Le Tribunal Administratif de Dijon, statuant par ordonnance, a donné acte du désistement du requérant, M. A..., de sa demande d'annulation d'un arrêté préfectoral d'expulsion. Ce désistement est la conséquence automatique, prévue par l'article R. 612-5-2 du code de justice administrative, de l'absence de confirmation du maintien de sa requête après le rejet de sa demande de suspension en référé. La procédure est donc close sans examen au fond de la légalité de l'arrêté d'expulsion.
Texte intégral
Vu la procédure suivante :
Par une requête, enregistrée le 17 décembre 2025, M. B... A..., représenté par Me Ziane, demande au tribunal :
1°) d’annuler l’arrêté du 12 août 2025 par lequel le préfet de la Côte-d’Or l’a expulsé du territoire français ;
2°) d’enjoindre au préfet de la Côte-d’Or de procéder au réexamen de sa situation administrative dans un délai de deux mois à compter de la notification de la décision juridictionnelle et de lui délivrer, dans l’attente, une autorisation provisoire de séjour l’autorisant à travailler ;
3°) de mettre à la charge de l’État le versement d’une somme de 2 500 euros au titre de l’article L. 761-1 du code de justice administrative.
Vu :
- l’ordonnance de référé n° 2600344 du 12 février 2026 ;
- les autres pièces du dossier.
Vu le code de justice administrative.
Considérant ce qui suit :
1. Aux termes de l’article R. 222-1 du code de justice administrative : (…) les présidents de formation de jugement des tribunaux (…) peuvent, par ordonnance : / 1° Donner acte des désistements (…) ».

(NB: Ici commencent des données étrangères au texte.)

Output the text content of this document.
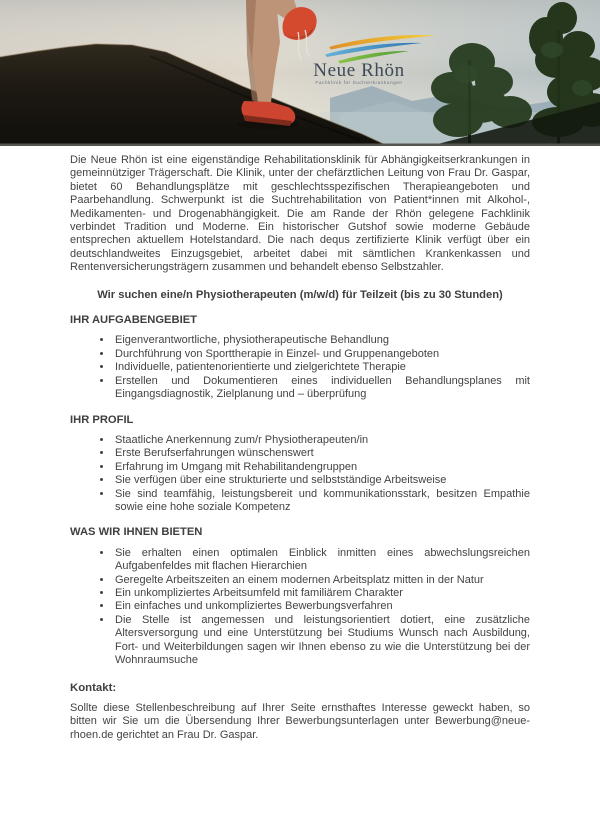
Neue Rhön
Fachklinik für Suchterkrankungen

Die Neue Rhön ist eine eigenständige Rehabilitationsklinik für Abhängigkeitserkrankungen in gemeinnütziger Trägerschaft. Die Klinik, unter der chefärztlichen Leitung von Frau Dr. Gaspar, bietet 60 Behandlungsplätze mit geschlechtsspezifischen Therapieangeboten und Paarbehandlung. Schwerpunkt ist die Suchtrehabilitation von Patient*innen mit Alkohol-, Medikamenten- und Drogenabhängigkeit. Die am Rande der Rhön gelegene Fachklinik verbindet Tradition und Moderne. Ein historischer Gutshof sowie moderne Gebäude entsprechen aktuellem Hotelstandard. Die nach dequs zertifizierte Klinik verfügt über ein deutschlandweites Einzugsgebiet, arbeitet dabei mit sämtlichen Krankenkassen und Rentenversicherungsträgern zusammen und behandelt ebenso Selbstzahler.

Wir suchen eine/n Physiotherapeuten (m/w/d) für Teilzeit (bis zu 30 Stunden)

IHR AUFGABENGEBIET

• Eigenverantwortliche, physiotherapeutische Behandlung
• Durchführung von Sporttherapie in Einzel- und Gruppenangeboten
• Individuelle, patientenorientierte und zielgerichtete Therapie
• Erstellen und Dokumentieren eines individuellen Behandlungsplanes mit Eingangsdiagnostik, Zielplanung und – überprüfung

IHR PROFIL

• Staatliche Anerkennung zum/r Physiotherapeuten/in
• Erste Berufserfahrungen wünschenswert
• Erfahrung im Umgang mit Rehabilitandengruppen
• Sie verfügen über eine strukturierte und selbstständige Arbeitsweise
• Sie sind teamfähig, leistungsbereit und kommunikationsstark, besitzen Empathie sowie eine hohe soziale Kompetenz

WAS WIR IHNEN BIETEN

• Sie erhalten einen optimalen Einblick inmitten eines abwechslungsreichen Aufgabenfeldes mit flachen Hierarchien
• Geregelte Arbeitszeiten an einem modernen Arbeitsplatz mitten in der Natur
• Ein unkompliziertes Arbeitsumfeld mit familiärem Charakter
• Ein einfaches und unkompliziertes Bewerbungsverfahren
• Die Stelle ist angemessen und leistungsorientiert dotiert, eine zusätzliche Altersversorgung und eine Unterstützung bei Studiums Wunsch nach Ausbildung, Fort- und Weiterbildungen sagen wir Ihnen ebenso zu wie die Unterstützung bei der Wohnraumsuche

Kontakt:

Sollte diese Stellenbeschreibung auf Ihrer Seite ernsthaftes Interesse geweckt haben, so bitten wir Sie um die Übersendung Ihrer Bewerbungsunterlagen unter Bewerbung@neue-rhoen.de gerichtet an Frau Dr. Gaspar.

2. Aux termes de l’article R. 612-5-2 du code de justice administrative : « En cas de rejet d’une demande de suspension présentée sur le fondement de l’article L. 521-1 au motif qu’il n’est pas fait état d’un moyen propre à créer, en l’état de l’instruction, un doute sérieux quant à la légalité de la décision, il appartient au requérant, sauf lorsqu’un pourvoi en cassation est exercé contre l’ordonnance rendue par le juge des référés, de confirmer le maintien de sa requête à fin d’annulation ou de réformation dans un délai d’un mois à compter de la notification de ce rejet. A défaut, le requérant est réputé s’être désisté. / Dans le cas prévu au premier alinéa, la notification de l’ordonnance de rejet mentionne qu’à défaut de confirmation du maintien de sa requête dans le délai d’un mois, le requérant est réputé s’être désisté ».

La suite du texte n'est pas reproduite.